You must have recorded cases of death of corps members since you assumed office as Coordinator in the state. How many of them have died under your watch?
I will not be able to give you the exact number but I have had a couple of them that have passed on. For us in the NYSC, the death of a corps member is like that of a biological child because they are children kept under our custody and we jealously guard them. Some of them have died in circumstances that we do not appreciate.

One of them went to bed in company of his fellow corps members and in the morning they found him dead. That was about three months ago and only recently, we had some of them involved in accidents. I am referring to corps members, who are serving in Benue State.

There was another case of a corps member (a Benue indigene) serving in Zamfara State who came stay with his parents in Benue for treatment and in the course of staying with them we did the usual follow-up by reporting to our sister secretariat where he was serving, but unfortunately every effort to save his life failed and he died. We are seriously grieving over this matter. Sorry, I get emotional when I talk about death of corps members.

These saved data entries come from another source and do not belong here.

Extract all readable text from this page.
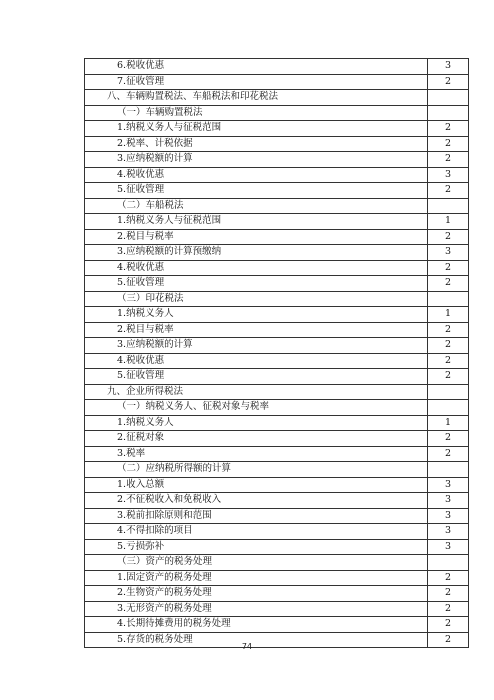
6.税收优惠	3
7.征收管理	2
八、车辆购置税法、车船税法和印花税法	
（一）车辆购置税法	
1.纳税义务人与征税范围	2
2.税率、计税依据	2
3.应纳税额的计算	2
4.税收优惠	3
5.征收管理	2
（二）车船税法	
1.纳税义务人与征税范围	1
2.税目与税率	2
3.应纳税额的计算预缴纳	3
4.税收优惠	2
5.征收管理	2
（三）印花税法	
1.纳税义务人	1
2.税目与税率	2
3.应纳税额的计算	2
4.税收优惠	2
5.征收管理	2
九、企业所得税法	
（一）纳税义务人、征税对象与税率	
1.纳税义务人	1
2.征税对象	2
3.税率	2
（二）应纳税所得额的计算	
1.收入总额	3
2.不征税收入和免税收入	3
3.税前扣除原则和范围	3
4.不得扣除的项目	3
5.亏损弥补	3
（三）资产的税务处理	
1.固定资产的税务处理	2
2.生物资产的税务处理	2
3.无形资产的税务处理	2
4.长期待摊费用的税务处理	2
5.存货的税务处理	2
74
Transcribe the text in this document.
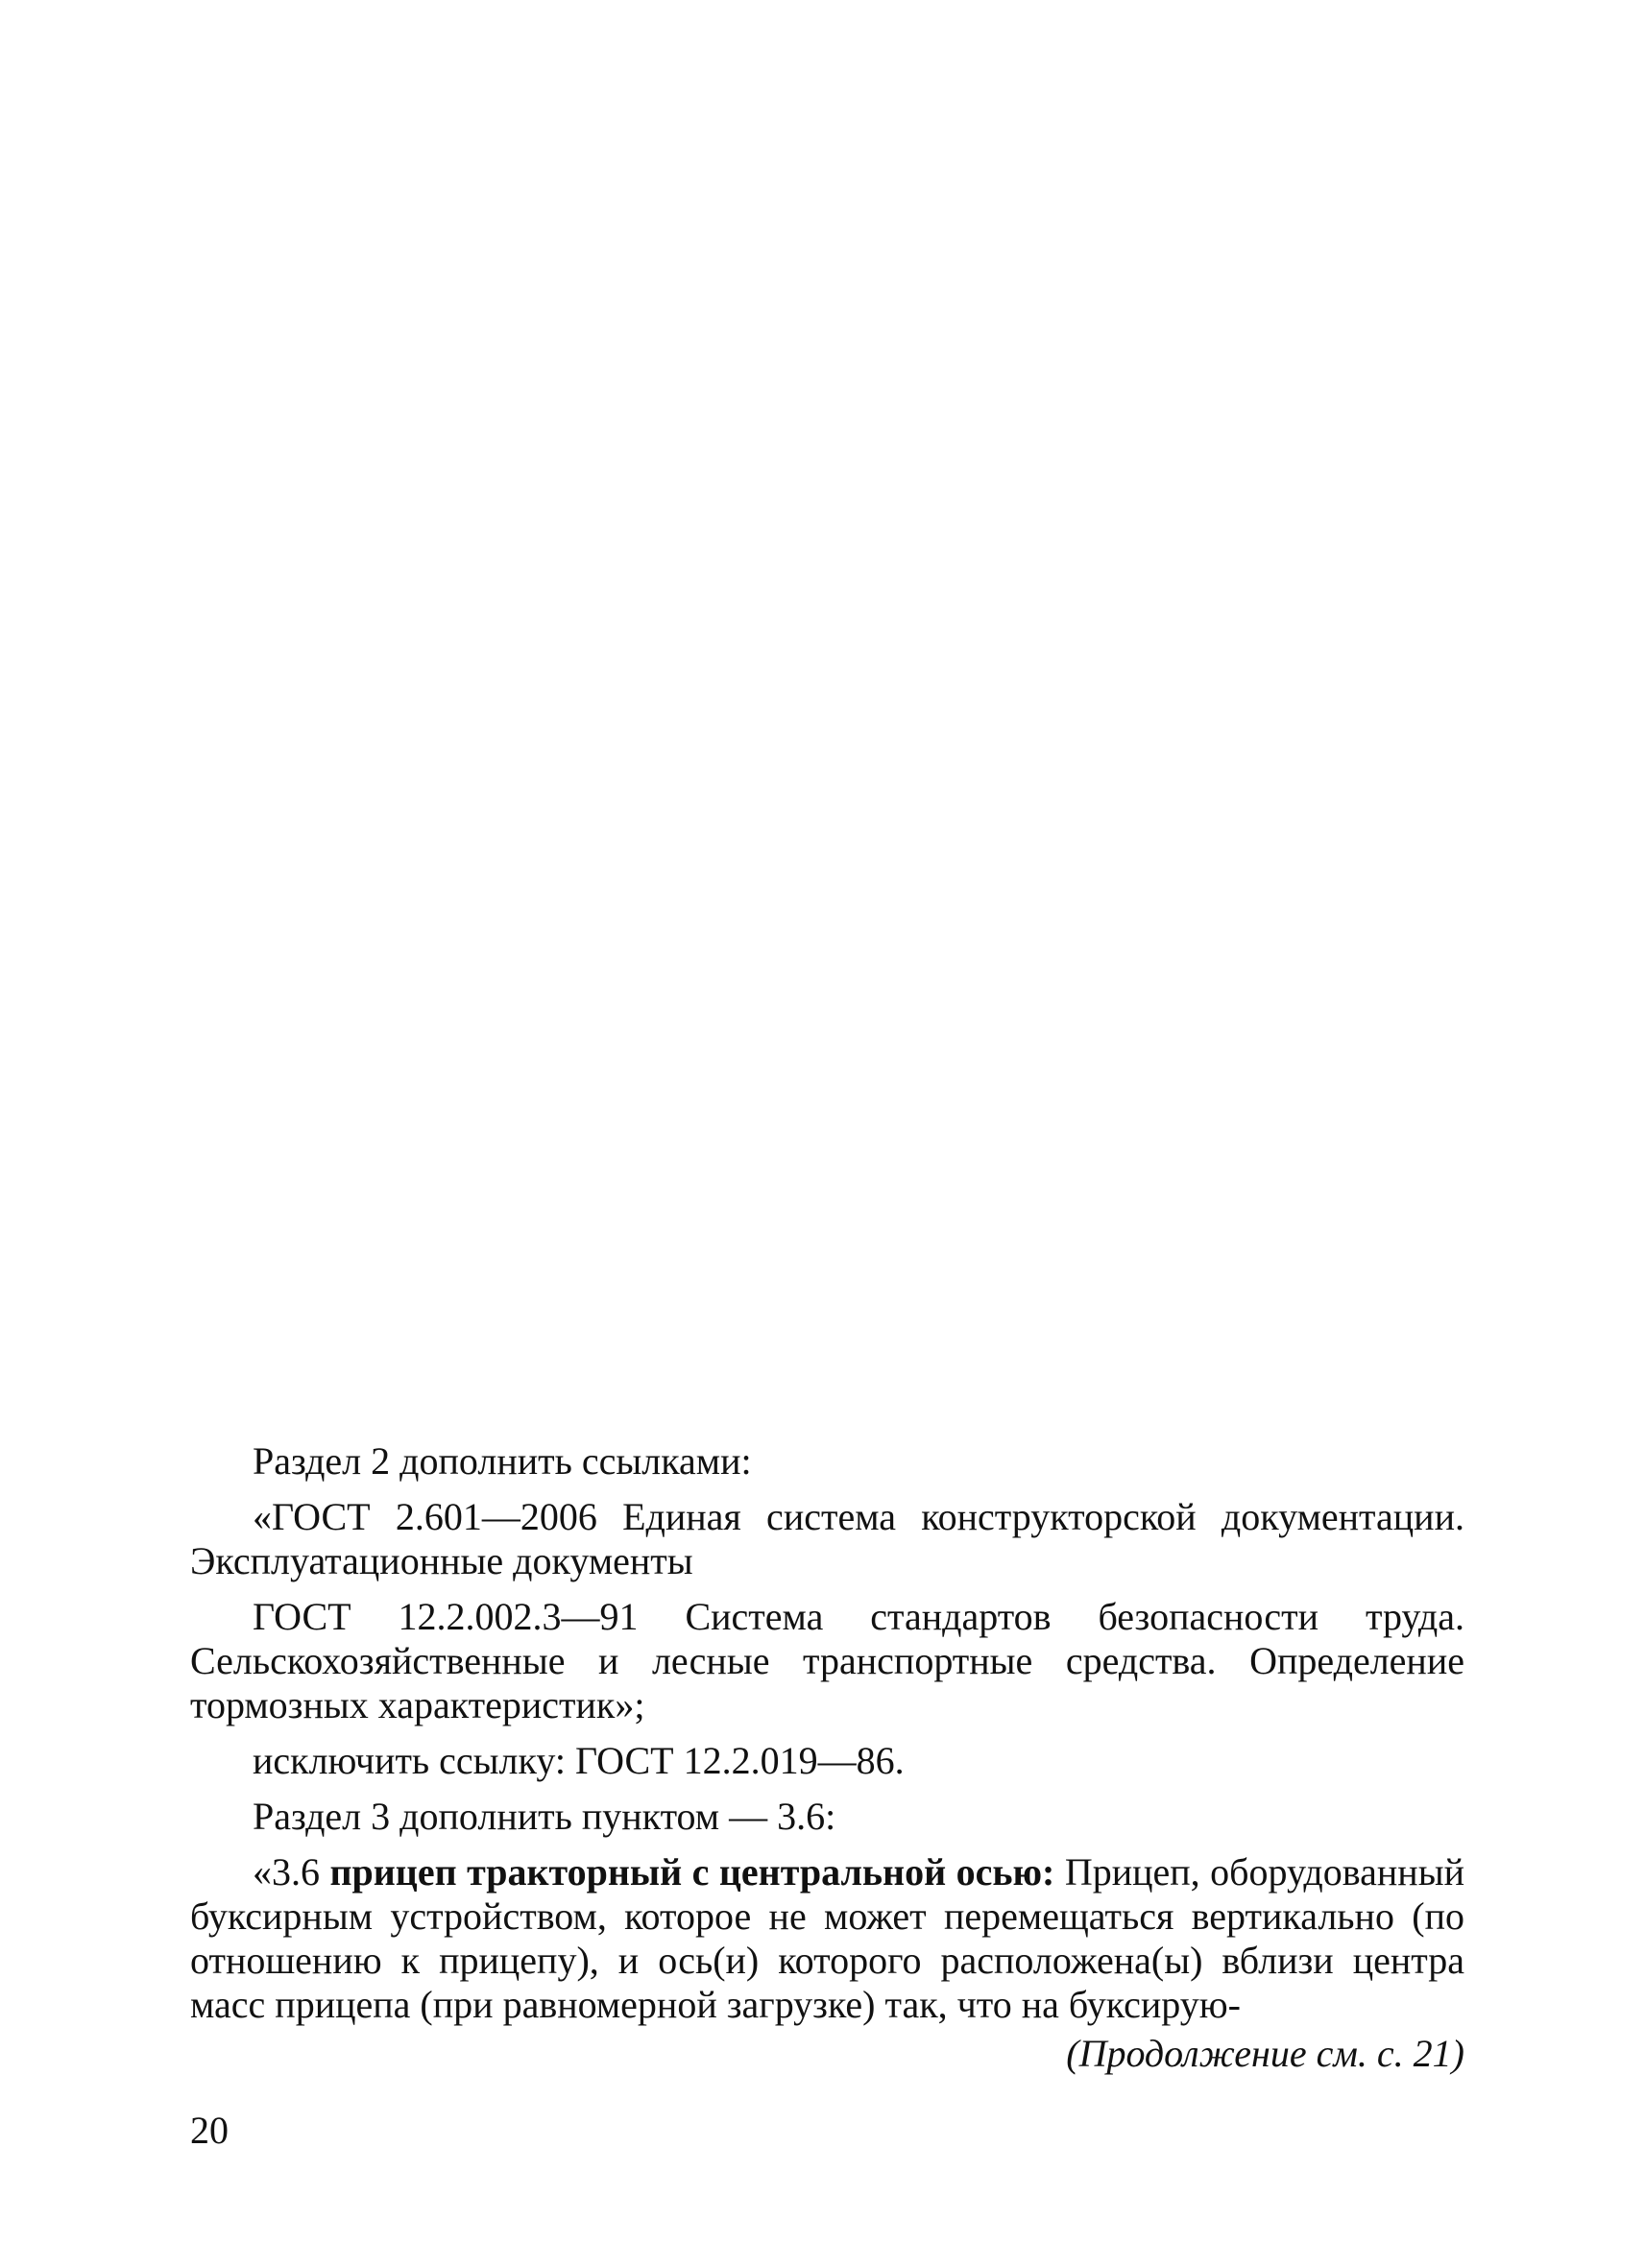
Раздел 2 дополнить ссылками:

«ГОСТ 2.601—2006 Единая система конструкторской документации. Эксплуатационные документы

ГОСТ 12.2.002.3—91 Система стандартов безопасности труда. Сельскохозяйственные и лесные транспортные средства. Определение тормозных характеристик»;

исключить ссылку: ГОСТ 12.2.019—86.

Раздел 3 дополнить пунктом — 3.6:

«3.6 прицеп тракторный с центральной осью: Прицеп, оборудованный буксирным устройством, которое не может перемещаться вертикально (по отношению к прицепу), и ось(и) которого расположена(ы) вблизи центра масс прицепа (при равномерной загрузке) так, что на буксирую-

(Продолжение см. с. 21)
20
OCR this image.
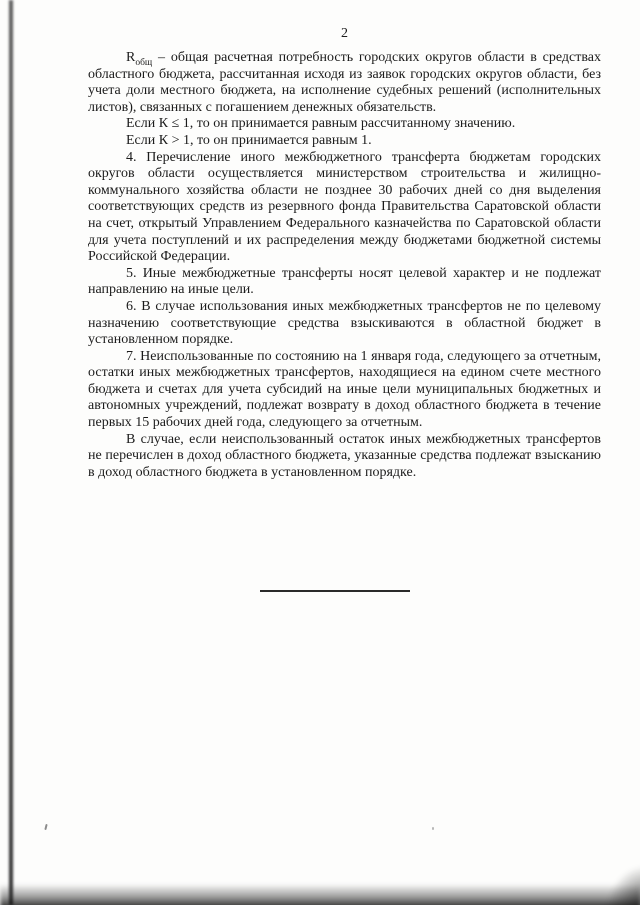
2

$R_{общ}$ – общая расчетная потребность городских округов области в средствах областного бюджета, рассчитанная исходя из заявок городских округов области, без учета доли местного бюджета, на исполнение судебных решений (исполнительных листов), связанных с погашением денежных обязательств.

Если К ≤ 1, то он принимается равным рассчитанному значению.

Если К > 1, то он принимается равным 1.

4. Перечисление иного межбюджетного трансферта бюджетам городских округов области осуществляется министерством строительства и жилищно-коммунального хозяйства области не позднее 30 рабочих дней со дня выделения соответствующих средств из резервного фонда Правительства Саратовской области на счет, открытый Управлением Федерального казначейства по Саратовской области для учета поступлений и их распределения между бюджетами бюджетной системы Российской Федерации.

5. Иные межбюджетные трансферты носят целевой характер и не подлежат направлению на иные цели.

6. В случае использования иных межбюджетных трансфертов не по целевому назначению соответствующие средства взыскиваются в областной бюджет в установленном порядке.

7. Неиспользованные по состоянию на 1 января года, следующего за отчетным, остатки иных межбюджетных трансфертов, находящиеся на едином счете местного бюджета и счетах для учета субсидий на иные цели муниципальных бюджетных и автономных учреждений, подлежат возврату в доход областного бюджета в течение первых 15 рабочих дней года, следующего за отчетным.

В случае, если неиспользованный остаток иных межбюджетных трансфертов не перечислен в доход областного бюджета, указанные средства подлежат взысканию в доход областного бюджета в установленном порядке.
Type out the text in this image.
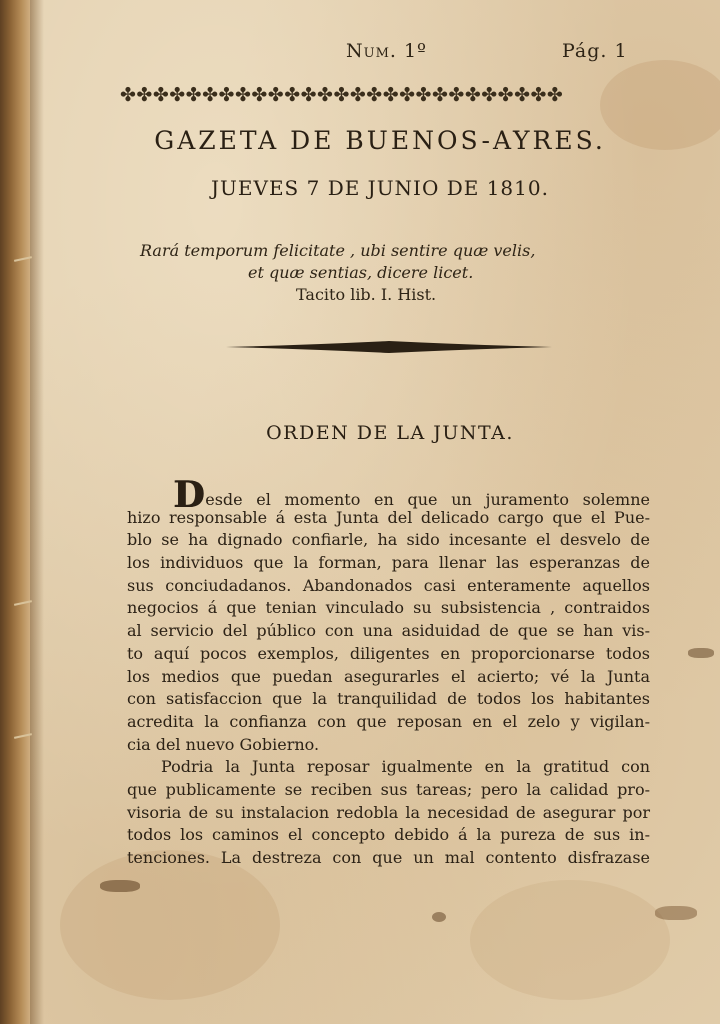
Num. 1º	Pág. 1
✤✤✤✤✤✤✤✤✤✤✤✤✤✤✤✤✤✤✤✤✤✤✤✤✤✤✤
GAZETA DE BUENOS-AYRES.
JUEVES 7 DE JUNIO DE 1810.
Rará temporum felicitate , ubi sentire quæ velis,
et quæ sentias, dicere licet.
Tacito lib. I. Hist.
ORDEN DE LA JUNTA.
Desde el momento en que un juramento solemne
hizo responsable á esta Junta del delicado cargo que el Pue-
blo se ha dignado confiarle, ha sido incesante el desvelo de
los individuos que la forman, para llenar las esperanzas de
sus conciudadanos. Abandonados casi enteramente aquellos
negocios á que tenian vinculado su subsistencia , contraidos
al servicio del público con una asiduidad de que se han vis-
to aquí pocos exemplos, diligentes en proporcionarse todos
los medios que puedan asegurarles el acierto; vé la Junta
con satisfaccion que la tranquilidad de todos los habitantes
acredita la confianza con que reposan en el zelo y vigilan-
cia del nuevo Gobierno.
Podria la Junta reposar igualmente en la gratitud con
que publicamente se reciben sus tareas; pero la calidad pro-
visoria de su instalacion redobla la necesidad de asegurar por
todos los caminos el concepto debido á la pureza de sus in-
tenciones. La destreza con que un mal contento disfrazase
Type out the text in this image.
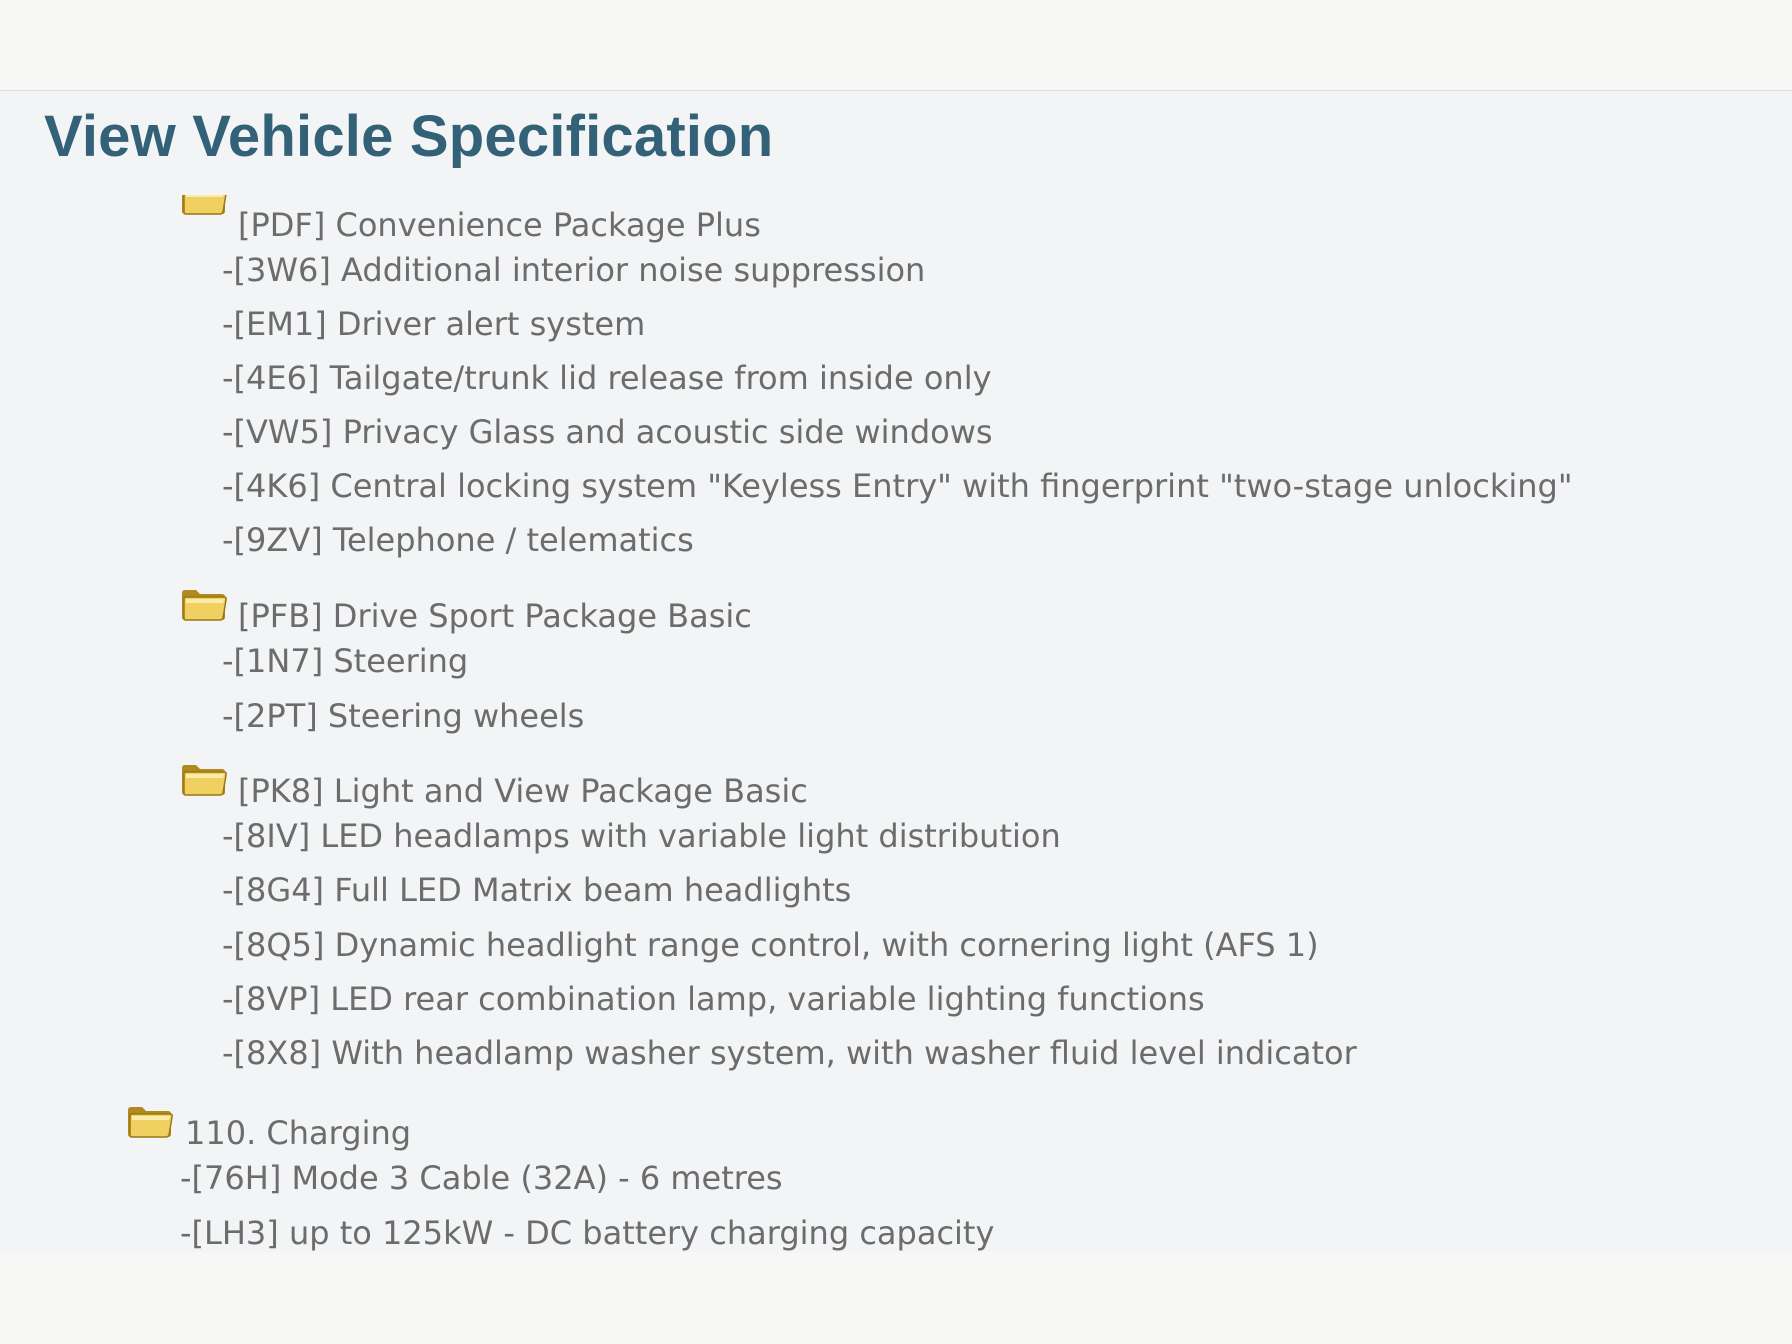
View Vehicle Specification
[PDF] Convenience Package Plus
-[3W6] Additional interior noise suppression
-[EM1] Driver alert system
-[4E6] Tailgate/trunk lid release from inside only
-[VW5] Privacy Glass and acoustic side windows
-[4K6] Central locking system "Keyless Entry" with fingerprint "two-stage unlocking"
-[9ZV] Telephone / telematics
[PFB] Drive Sport Package Basic
-[1N7] Steering
-[2PT] Steering wheels
[PK8] Light and View Package Basic
-[8IV] LED headlamps with variable light distribution
-[8G4] Full LED Matrix beam headlights
-[8Q5] Dynamic headlight range control, with cornering light (AFS 1)
-[8VP] LED rear combination lamp, variable lighting functions
-[8X8] With headlamp washer system, with washer fluid level indicator
110. Charging
-[76H] Mode 3 Cable (32A) - 6 metres
-[LH3] up to 125kW - DC battery charging capacity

What other things would you like to do to for the development of NYSC in Benue State if time permits you?
I came to Benue State with a song and the song says: ‘Today, I am going to try to change the world.’ I made it an anthem. When we sing the National Anthem, we sing the NYSC anthem and my corps members naturally sing that as the third anthem. I want a situation where when I leave Benue State, I will leave an indelible mark, and of course, I can’t do that alone, but with the cooperation of the corps members and staff of NYSC.

With their support, I can be able to make some indelible marks on the sands of time. I like to see a lot of development in the area of health services, agriculture and education. We are looking at developing the minds of the young people, which is what I encourage our corps members to do, not just to teach in the schools and go, but talk to the minds of these young people so that they will shun all forms of anti social vices.


There have been cases of corps members declining postings to crisis prone areas like Borno and Adamawa states over activities of Boko Haram and Fulani herdsmen. Have you recorded similar cases in Benue State?
We have similar cases like that in Benue but we were quick to address them.

In Katsina-Ala for instance, there were cases of serious harassment of corps members by members of the communities, cases of robbery and attacks. I had to wade into the situation immediately. I get the government, Department of State Security (DSS), police, and the army involved and within a short period, there was massive deployment of security operatives to the area and sanity was restored.

When this was done, the corps members came to me that they don’t want to leave Katsina-Ala again as a result of the prevailing peace. Meanwhile, before I came, there was the Agatu issue. Up till now, we have still not been able to send corps members to Agatu.

The people have come to us, we are interacting with the government that the people have assured us of peace and security for them. So, we are yet to get a response from the government and we believe when that comes, we will send corps members to the local government.

There have been several calls in some quarters that the NYSC scheme be scrapped. What is your take on that?
If we succumb to such pressure, we will just be destroying the unity of Nigeria. I can tell you that I am here today because of NYSC and that has allowed the fabric of this nation to be knitted together. If we now decide to segment ourselves to our various locations, this country will go into pieces.

So, as a Nigerian, I believe that NYSC is as relevant today as it was when the founding fathers established it. The unity and integration that it was meant to foster is still very much on. What I am saying is that the NYSC should be and must be allowed to continue.